Halkın anayasal toplantı, gösteri yürüyüşü, sokak söyleşileri, işçi grevleri sermaye yararına engelleniyor. Evlere sabah baskınları ve yersiz ters kelepçe, hukuksuz gözaltı ve tutuklamalarla adeta faşizm yaşıyoruz.

Dış politikada, akıl almaz hatalarla ABD-AB çıkarları için Suriye’de Esad’ı devirmeye kalktık, BOP batırdı. 2011’den bu yana başta Suriyeliler, 10 milyonu aşkın insan ülkemize demografik operasyonla sokuldu. Bu korkunç bir yıkım tasarımı. Ulus devletten ümmete, federalizme ve Anadolu şeriat devletine koşuş!

Yasama notere döndürüldü. Bütçe hakkı yok, gensoru-güvenoyu hakkı yok, soru önergeleri yanıtsız.

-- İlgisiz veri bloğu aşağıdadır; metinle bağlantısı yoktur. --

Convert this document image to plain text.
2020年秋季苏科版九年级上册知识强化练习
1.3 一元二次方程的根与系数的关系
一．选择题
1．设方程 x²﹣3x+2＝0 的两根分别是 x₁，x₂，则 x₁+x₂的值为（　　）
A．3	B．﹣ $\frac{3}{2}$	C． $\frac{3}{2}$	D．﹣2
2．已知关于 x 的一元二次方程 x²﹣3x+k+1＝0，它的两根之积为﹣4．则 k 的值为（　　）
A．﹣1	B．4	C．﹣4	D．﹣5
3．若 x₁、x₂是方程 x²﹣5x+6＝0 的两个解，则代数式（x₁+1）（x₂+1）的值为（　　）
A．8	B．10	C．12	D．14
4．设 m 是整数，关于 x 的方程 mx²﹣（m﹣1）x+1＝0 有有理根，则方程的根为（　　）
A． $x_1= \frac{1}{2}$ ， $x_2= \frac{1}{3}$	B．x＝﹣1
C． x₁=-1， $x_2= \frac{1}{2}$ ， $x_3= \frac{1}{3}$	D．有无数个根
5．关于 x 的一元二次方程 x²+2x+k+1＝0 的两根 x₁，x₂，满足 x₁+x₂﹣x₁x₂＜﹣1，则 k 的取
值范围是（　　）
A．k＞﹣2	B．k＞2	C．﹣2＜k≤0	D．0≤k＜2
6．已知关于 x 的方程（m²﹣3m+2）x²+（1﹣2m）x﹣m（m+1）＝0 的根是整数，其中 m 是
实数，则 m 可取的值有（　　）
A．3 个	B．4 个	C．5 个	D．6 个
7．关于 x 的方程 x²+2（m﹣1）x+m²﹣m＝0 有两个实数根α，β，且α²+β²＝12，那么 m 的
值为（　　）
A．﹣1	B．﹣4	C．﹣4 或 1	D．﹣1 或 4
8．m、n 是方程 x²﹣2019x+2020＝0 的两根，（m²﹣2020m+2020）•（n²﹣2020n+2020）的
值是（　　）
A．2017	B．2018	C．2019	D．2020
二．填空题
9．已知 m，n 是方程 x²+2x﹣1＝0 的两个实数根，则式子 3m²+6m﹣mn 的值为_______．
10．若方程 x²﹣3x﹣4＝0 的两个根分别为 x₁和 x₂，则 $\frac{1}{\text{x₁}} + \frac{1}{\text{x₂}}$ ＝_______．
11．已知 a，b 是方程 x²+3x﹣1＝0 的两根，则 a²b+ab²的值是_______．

Yürütme-bürokrasi kapıkuluna dönüştürüldü. Yürütme yetkisi tek başına RTE’de ama tam sorumsuz! Hükümet yok, Bakanlar Kurulu yok, sözde CB kabinesi var, Bakanlar RTE’nin memuru. RTE sicil amiri!

Köylü ürünlerini toplayamıyor, ederine satamıyor, yollara döküyor, yağmaya açıyor, traktörü ile ağırbaşlı protesto ediyor, RTE-AKP duymuyor. 6360 s. Büyükşehir Belediye yasası altımıza konan bir dinamitti, patladı 12 yıl sonra. Kırsal nüfus yüzde 7’nin altında, köyler boşaldı, imam kaldı, okullar kapatıldı. 

DİB, yalınkılıç hutbelerle kurucu atamız Atatürk’e utanmadan hakaret etti. RTE, “2 ayyaş” diyebildi! Ama birkaç yüz genç teğmenin mezuniyet coşkusuna zalim infaz! TSK’nin tepe komutanları tam teslim!?

Bu acı örnekler daha da artırılabilir. Ülkemiz içte dışta tıkandı. Hayati Yazıcı ve Hüda par A’dan Z’ye anayasa çığlığı atıyor, ülke anayasasızlaştırılmış iken. RTE giderek daha çok şiddete başvuruyor, tükenme ve çöküş!

RTE’ye önerimiz: Kemal-i edeple görevi bırak! Parlamenter rejime dön, AKP-MHP vd. iktidarda kalsın. Korkma, TBMM’nin seni Yüce Divan’a yollaması için 400 vekil gerek, bu olanaksız. Dokunulmazlık mutlak!